The Recorder has Justice Beds’ latest column, The Instant Reply Booth, about pinatas and standards of review:
- there’s apparently a lot of disgruntlement going around. An attorney today began his argument by saying, “I know appellate courts try very hard to affirm the trial courts.”
- That’s not entirely true. The system tries hard to affirm the trial courts. The appellate system has a heavy bias in favor of affirmance.
- What I mean by this is that there are only three standards of review in the California appellate courts: abuse of discretion, substantial evidence, and de novo.
- The first of these, abuse of discretion, requires that you convince us the trial judge inexplicably began knitting with only one needle when he/she reached this issue.
- To rule in appellant’s favor on an abuse of discretion issue, we have to be convinced that no reasonable judge could have come to this conclusion. Honest.
- The second standard of review is substantial evidence. Under this standard, appellant has to convince us there is NO substantial evidence in support of the judge’s ruling. None. Nada. Zilch, zip, zero. NO substantial evidence.

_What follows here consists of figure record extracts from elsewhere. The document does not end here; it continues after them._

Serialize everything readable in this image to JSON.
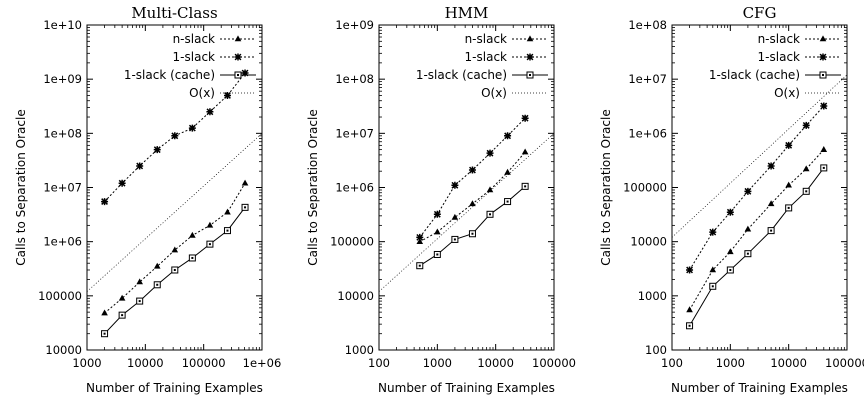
{
  "chart_data": [
    {
      "type": "line",
      "title": "Multi-Class",
      "xlabel": "Number of Training Examples",
      "ylabel": "Calls to Separation Oracle",
      "xscale": "log",
      "yscale": "log",
      "xlim": [
        1000,
        1000000
      ],
      "ylim": [
        10000,
        10000000000
      ],
      "xticks": [
        1000,
        10000,
        100000,
        1000000
      ],
      "xtick_labels": [
        "1000",
        "10000",
        "100000",
        "1e+06"
      ],
      "yticks": [
        10000,
        100000,
        1000000,
        10000000,
        100000000,
        1000000000,
        10000000000
      ],
      "ytick_labels": [
        "10000",
        "100000",
        "1e+06",
        "1e+07",
        "1e+08",
        "1e+09",
        "1e+10"
      ],
      "legend": "top-right",
      "series": [
        {
          "name": "n-slack",
          "marker": "triangle",
          "dash": "2,2",
          "x": [
            2000,
            4000,
            8000,
            16000,
            32000,
            64000,
            128000,
            256000,
            512000
          ],
          "y": [
            48000,
            90000,
            180000,
            350000,
            700000,
            1300000,
            2000000,
            3500000,
            12000000
          ]
        },
        {
          "name": "1-slack",
          "marker": "star",
          "dash": "2,2",
          "x": [
            2000,
            4000,
            8000,
            16000,
            32000,
            64000,
            128000,
            256000,
            512000
          ],
          "y": [
            5500000,
            12000000,
            25000000,
            50000000,
            90000000,
            125000000,
            250000000,
            500000000,
            1300000000
          ]
        },
        {
          "name": "1-slack (cache)",
          "marker": "square",
          "dash": "",
          "x": [
            2000,
            4000,
            8000,
            16000,
            32000,
            64000,
            128000,
            256000,
            512000
          ],
          "y": [
            20000,
            44000,
            80000,
            160000,
            300000,
            500000,
            900000,
            1600000,
            4300000
          ]
        },
        {
          "name": "O(x)",
          "marker": "none",
          "dash": "1,2",
          "x": [
            1000,
            1000000
          ],
          "y": [
            120000,
            100000000
          ]
        }
      ]
    },
    {
      "type": "line",
      "title": "HMM",
      "xlabel": "Number of Training Examples",
      "ylabel": "Calls to Separation Oracle",
      "xscale": "log",
      "yscale": "log",
      "xlim": [
        100,
        100000
      ],
      "ylim": [
        1000,
        1000000000
      ],
      "xticks": [
        100,
        1000,
        10000,
        100000
      ],
      "xtick_labels": [
        "100",
        "1000",
        "10000",
        "100000"
      ],
      "yticks": [
        1000,
        10000,
        100000,
        1000000,
        10000000,
        100000000,
        1000000000
      ],
      "ytick_labels": [
        "1000",
        "10000",
        "100000",
        "1e+06",
        "1e+07",
        "1e+08",
        "1e+09"
      ],
      "legend": "top-right",
      "series": [
        {
          "name": "n-slack",
          "marker": "triangle",
          "dash": "2,2",
          "x": [
            500,
            1000,
            2000,
            4000,
            8000,
            16000,
            32000
          ],
          "y": [
            100000,
            150000,
            280000,
            500000,
            900000,
            1900000,
            4500000
          ]
        },
        {
          "name": "1-slack",
          "marker": "star",
          "dash": "2,2",
          "x": [
            500,
            1000,
            2000,
            4000,
            8000,
            16000,
            32000
          ],
          "y": [
            120000,
            320000,
            1100000,
            2100000,
            4300000,
            9000000,
            19000000
          ]
        },
        {
          "name": "1-slack (cache)",
          "marker": "square",
          "dash": "",
          "x": [
            500,
            1000,
            2000,
            4000,
            8000,
            16000,
            32000
          ],
          "y": [
            36000,
            58000,
            110000,
            140000,
            320000,
            550000,
            1050000
          ]
        },
        {
          "name": "O(x)",
          "marker": "none",
          "dash": "1,2",
          "x": [
            100,
            100000
          ],
          "y": [
            12000,
            10000000
          ]
        }
      ]
    },
    {
      "type": "line",
      "title": "CFG",
      "xlabel": "Number of Training Examples",
      "ylabel": "Calls to Separation Oracle",
      "xscale": "log",
      "yscale": "log",
      "xlim": [
        100,
        100000
      ],
      "ylim": [
        100,
        100000000
      ],
      "xticks": [
        100,
        1000,
        10000,
        100000
      ],
      "xtick_labels": [
        "100",
        "1000",
        "10000",
        "100000"
      ],
      "yticks": [
        100,
        1000,
        10000,
        100000,
        1000000,
        10000000,
        100000000
      ],
      "ytick_labels": [
        "100",
        "1000",
        "10000",
        "100000",
        "1e+06",
        "1e+07",
        "1e+08"
      ],
      "legend": "top-right",
      "series": [
        {
          "name": "n-slack",
          "marker": "triangle",
          "dash": "2,2",
          "x": [
            200,
            500,
            1000,
            2000,
            5000,
            10000,
            20000,
            40000
          ],
          "y": [
            550,
            3000,
            6500,
            17000,
            50000,
            110000,
            220000,
            500000
          ]
        },
        {
          "name": "1-slack",
          "marker": "star",
          "dash": "2,2",
          "x": [
            200,
            500,
            1000,
            2000,
            5000,
            10000,
            20000,
            40000
          ],
          "y": [
            3000,
            15000,
            35000,
            85000,
            250000,
            600000,
            1400000,
            3200000
          ]
        },
        {
          "name": "1-slack (cache)",
          "marker": "square",
          "dash": "",
          "x": [
            200,
            500,
            1000,
            2000,
            5000,
            10000,
            20000,
            40000
          ],
          "y": [
            280,
            1500,
            3000,
            6000,
            16000,
            42000,
            85000,
            230000
          ]
        },
        {
          "name": "O(x)",
          "marker": "none",
          "dash": "1,2",
          "x": [
            100,
            100000
          ],
          "y": [
            12000,
            12000000
          ]
        }
      ]
    }
  ]
}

- The third standard is de novo review. This is the standard of review we get to apply least often. It’s the most favorable one for appellant, because all counsel has to do is convince us he/she/it is right.
- it’s not that “appellate courts try very hard to affirm the trial courts,” it’s that the system set up by California law tries very hard to affirm the trial courts. We need to end these disputes somewhere, and the system is set up to assure that most of the time that “somewhere” is the trial court.
- The old adage is true: The best way to win an appeal is to win in the trial court.